I have two overloads:
template<typename... T>
void f(T&&... args);
template<typename ContainerType>
void f(const ContainerType& container);
how can I make it choose the second overload if called as e.g.
f(std::vector());
(or any other type that has e.g. begin() method)
https://godbolt.org/z/osdEMe7rK
CodePudding user response:
Use a lvalue reference as follows:
#include <vector>
#include <functional>
template<typename... T>
void f(T&&... args);
template<typename ContainerType>
void f(const ContainerType& container)
{}
int main()
{
std::vector<int> vec;
f<decltype(vec)>(vec);
}
The void f(T&&... args); declare args that are passed by rvalue reference.
Edit 1
If you want a RValue reference you can change void f(const ContainerType& container) to:
template<typename... T>
void f(T&&... args);
template<typename ContainerType>
void f(ContainerType&& container)
{
std::cout << "call specialized f()";
}
int main()
{
f(std::vector<int>());
}
CodePudding user response:
An rvalue reference binding to an rvalue is "better" than a const lvalue reference binding to an lvalue. So you need to make both bindings equally good by changing the second overload to also take a forwarding reference:
template <typename ContainerType>
void f(ContainerType&& container);
Now, if both overloads are viable, the non-variadic one will be selected because it is "more specialized". (The "more specialized" tiebreaker is only applied if both overloads are equally good for every argument in the call.)

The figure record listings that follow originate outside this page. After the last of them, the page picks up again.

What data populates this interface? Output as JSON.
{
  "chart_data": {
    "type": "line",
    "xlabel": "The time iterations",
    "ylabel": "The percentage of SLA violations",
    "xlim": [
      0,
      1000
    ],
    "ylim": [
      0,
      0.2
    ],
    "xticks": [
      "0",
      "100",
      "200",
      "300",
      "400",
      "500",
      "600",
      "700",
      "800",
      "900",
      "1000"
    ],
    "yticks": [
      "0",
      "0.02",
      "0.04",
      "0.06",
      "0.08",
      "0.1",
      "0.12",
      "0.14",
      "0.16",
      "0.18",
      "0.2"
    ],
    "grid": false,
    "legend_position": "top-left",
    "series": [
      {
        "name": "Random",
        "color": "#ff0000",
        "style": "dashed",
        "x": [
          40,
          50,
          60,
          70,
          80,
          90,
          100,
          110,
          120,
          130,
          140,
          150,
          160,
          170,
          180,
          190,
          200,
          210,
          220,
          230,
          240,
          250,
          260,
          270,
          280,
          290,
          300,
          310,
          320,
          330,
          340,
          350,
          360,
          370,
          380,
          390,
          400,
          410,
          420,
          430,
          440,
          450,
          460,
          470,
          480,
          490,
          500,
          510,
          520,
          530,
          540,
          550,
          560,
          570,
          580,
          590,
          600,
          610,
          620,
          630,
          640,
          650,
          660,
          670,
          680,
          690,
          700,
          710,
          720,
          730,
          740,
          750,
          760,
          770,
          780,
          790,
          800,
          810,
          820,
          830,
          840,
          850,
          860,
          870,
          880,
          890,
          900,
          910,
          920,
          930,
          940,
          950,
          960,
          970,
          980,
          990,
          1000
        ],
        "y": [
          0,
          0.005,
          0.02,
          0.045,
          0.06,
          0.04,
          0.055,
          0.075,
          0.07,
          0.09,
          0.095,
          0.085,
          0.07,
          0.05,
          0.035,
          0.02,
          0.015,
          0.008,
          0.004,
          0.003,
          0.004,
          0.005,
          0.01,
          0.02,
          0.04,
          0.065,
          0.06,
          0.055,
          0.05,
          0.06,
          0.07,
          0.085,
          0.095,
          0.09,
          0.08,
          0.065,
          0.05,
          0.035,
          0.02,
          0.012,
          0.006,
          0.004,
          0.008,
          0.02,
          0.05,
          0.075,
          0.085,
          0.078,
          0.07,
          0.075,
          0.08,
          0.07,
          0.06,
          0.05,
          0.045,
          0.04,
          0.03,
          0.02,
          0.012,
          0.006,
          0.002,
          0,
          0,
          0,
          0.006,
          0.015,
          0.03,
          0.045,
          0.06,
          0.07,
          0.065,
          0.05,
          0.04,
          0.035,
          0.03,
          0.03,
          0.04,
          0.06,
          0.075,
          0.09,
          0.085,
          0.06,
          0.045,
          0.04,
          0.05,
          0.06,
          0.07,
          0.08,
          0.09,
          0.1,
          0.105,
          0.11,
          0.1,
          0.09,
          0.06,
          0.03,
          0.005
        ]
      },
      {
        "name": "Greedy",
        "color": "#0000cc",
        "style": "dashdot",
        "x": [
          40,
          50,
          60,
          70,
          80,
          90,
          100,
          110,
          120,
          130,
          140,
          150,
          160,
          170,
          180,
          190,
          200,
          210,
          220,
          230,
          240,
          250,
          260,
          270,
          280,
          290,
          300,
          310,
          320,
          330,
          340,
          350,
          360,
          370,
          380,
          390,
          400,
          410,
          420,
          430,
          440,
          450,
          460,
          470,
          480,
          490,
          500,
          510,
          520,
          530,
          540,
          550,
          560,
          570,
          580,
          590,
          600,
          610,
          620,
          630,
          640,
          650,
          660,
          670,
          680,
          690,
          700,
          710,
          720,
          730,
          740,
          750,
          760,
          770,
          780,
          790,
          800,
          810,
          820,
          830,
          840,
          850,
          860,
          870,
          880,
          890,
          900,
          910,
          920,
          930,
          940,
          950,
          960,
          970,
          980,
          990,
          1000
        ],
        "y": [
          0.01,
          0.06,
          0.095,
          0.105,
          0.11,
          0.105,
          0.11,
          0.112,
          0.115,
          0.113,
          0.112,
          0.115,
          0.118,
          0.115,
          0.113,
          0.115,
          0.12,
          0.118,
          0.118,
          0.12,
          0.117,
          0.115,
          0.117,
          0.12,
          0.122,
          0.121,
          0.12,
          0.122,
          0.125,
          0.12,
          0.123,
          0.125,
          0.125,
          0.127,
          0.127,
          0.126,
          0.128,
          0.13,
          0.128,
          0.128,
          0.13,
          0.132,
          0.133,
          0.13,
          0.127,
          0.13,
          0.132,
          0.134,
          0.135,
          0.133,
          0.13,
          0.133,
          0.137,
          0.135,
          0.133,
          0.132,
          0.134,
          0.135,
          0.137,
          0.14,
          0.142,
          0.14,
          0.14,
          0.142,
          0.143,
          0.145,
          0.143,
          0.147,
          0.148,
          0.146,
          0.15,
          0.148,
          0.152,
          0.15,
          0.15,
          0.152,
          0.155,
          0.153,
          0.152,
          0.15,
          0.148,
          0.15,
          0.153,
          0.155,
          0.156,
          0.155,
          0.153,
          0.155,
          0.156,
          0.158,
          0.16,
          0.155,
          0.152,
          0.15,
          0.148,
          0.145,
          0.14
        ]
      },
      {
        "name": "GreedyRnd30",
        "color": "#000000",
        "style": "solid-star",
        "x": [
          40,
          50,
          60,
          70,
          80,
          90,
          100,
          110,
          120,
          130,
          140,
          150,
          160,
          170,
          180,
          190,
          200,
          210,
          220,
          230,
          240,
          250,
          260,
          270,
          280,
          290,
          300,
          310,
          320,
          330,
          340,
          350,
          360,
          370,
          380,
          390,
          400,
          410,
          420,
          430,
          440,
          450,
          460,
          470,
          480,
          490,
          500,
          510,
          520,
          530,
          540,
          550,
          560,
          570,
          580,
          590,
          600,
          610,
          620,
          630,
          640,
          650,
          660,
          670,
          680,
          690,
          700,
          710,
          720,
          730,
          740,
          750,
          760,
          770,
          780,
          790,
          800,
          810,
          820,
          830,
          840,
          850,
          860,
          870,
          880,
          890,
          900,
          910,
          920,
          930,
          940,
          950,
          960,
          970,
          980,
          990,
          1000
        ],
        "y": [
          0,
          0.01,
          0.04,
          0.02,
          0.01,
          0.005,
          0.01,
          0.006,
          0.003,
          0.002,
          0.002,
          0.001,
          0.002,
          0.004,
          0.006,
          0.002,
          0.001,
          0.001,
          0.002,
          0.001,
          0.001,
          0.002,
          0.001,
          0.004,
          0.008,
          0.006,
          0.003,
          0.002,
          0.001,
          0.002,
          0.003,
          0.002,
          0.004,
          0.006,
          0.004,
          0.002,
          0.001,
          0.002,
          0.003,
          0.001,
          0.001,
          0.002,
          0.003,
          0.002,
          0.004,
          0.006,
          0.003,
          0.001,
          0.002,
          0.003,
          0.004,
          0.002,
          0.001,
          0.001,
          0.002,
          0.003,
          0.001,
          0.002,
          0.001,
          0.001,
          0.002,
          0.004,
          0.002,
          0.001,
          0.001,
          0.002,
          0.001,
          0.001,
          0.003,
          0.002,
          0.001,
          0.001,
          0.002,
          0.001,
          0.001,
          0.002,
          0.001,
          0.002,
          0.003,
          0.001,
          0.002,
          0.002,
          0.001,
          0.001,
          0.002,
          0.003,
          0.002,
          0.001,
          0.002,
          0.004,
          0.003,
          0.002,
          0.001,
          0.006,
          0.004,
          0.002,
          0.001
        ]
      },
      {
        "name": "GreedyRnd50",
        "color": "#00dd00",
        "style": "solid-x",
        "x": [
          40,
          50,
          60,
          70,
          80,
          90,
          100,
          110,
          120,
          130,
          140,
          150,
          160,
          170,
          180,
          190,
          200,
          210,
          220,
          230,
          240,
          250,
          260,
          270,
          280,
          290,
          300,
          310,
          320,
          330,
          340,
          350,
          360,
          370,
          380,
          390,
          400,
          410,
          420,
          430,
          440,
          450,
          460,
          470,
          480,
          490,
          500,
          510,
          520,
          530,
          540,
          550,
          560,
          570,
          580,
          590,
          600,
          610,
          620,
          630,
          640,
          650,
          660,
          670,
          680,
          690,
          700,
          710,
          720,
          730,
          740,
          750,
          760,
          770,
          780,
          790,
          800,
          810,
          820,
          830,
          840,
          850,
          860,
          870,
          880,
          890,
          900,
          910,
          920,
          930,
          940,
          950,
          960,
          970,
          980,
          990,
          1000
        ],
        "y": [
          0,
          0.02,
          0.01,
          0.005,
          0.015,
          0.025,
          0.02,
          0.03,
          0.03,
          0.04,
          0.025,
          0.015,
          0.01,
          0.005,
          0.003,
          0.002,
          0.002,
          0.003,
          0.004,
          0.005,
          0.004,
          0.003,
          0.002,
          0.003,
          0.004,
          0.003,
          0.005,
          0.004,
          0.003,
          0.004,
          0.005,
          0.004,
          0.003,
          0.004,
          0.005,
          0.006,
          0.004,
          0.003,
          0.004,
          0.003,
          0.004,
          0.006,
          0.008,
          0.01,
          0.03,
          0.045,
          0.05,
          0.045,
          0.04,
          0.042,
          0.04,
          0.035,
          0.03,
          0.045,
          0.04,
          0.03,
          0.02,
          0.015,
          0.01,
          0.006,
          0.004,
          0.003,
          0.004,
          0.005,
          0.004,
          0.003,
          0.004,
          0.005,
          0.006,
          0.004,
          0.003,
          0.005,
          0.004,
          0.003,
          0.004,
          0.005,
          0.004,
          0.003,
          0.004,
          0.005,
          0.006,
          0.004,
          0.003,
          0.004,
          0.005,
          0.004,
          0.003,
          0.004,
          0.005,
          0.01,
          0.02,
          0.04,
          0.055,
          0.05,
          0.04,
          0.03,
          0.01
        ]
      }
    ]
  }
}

If you also want to constrain it so that container.begin() must be well-formed, you can do so in C 17 as follows:
template <typename ContainerType>
auto f(ContainerType&& container) -> std::void_t<decltype(container.begin())>;
Now, this overload will be selected if there is a single argument and the constraint is satisfied. If either condition doesn't hold, the variadic overload will be selected.
(To be really pedantic, you might want to use static_cast<ContainerType&&>(container).begin() to do perfect forwarding inside the decltype specifier.)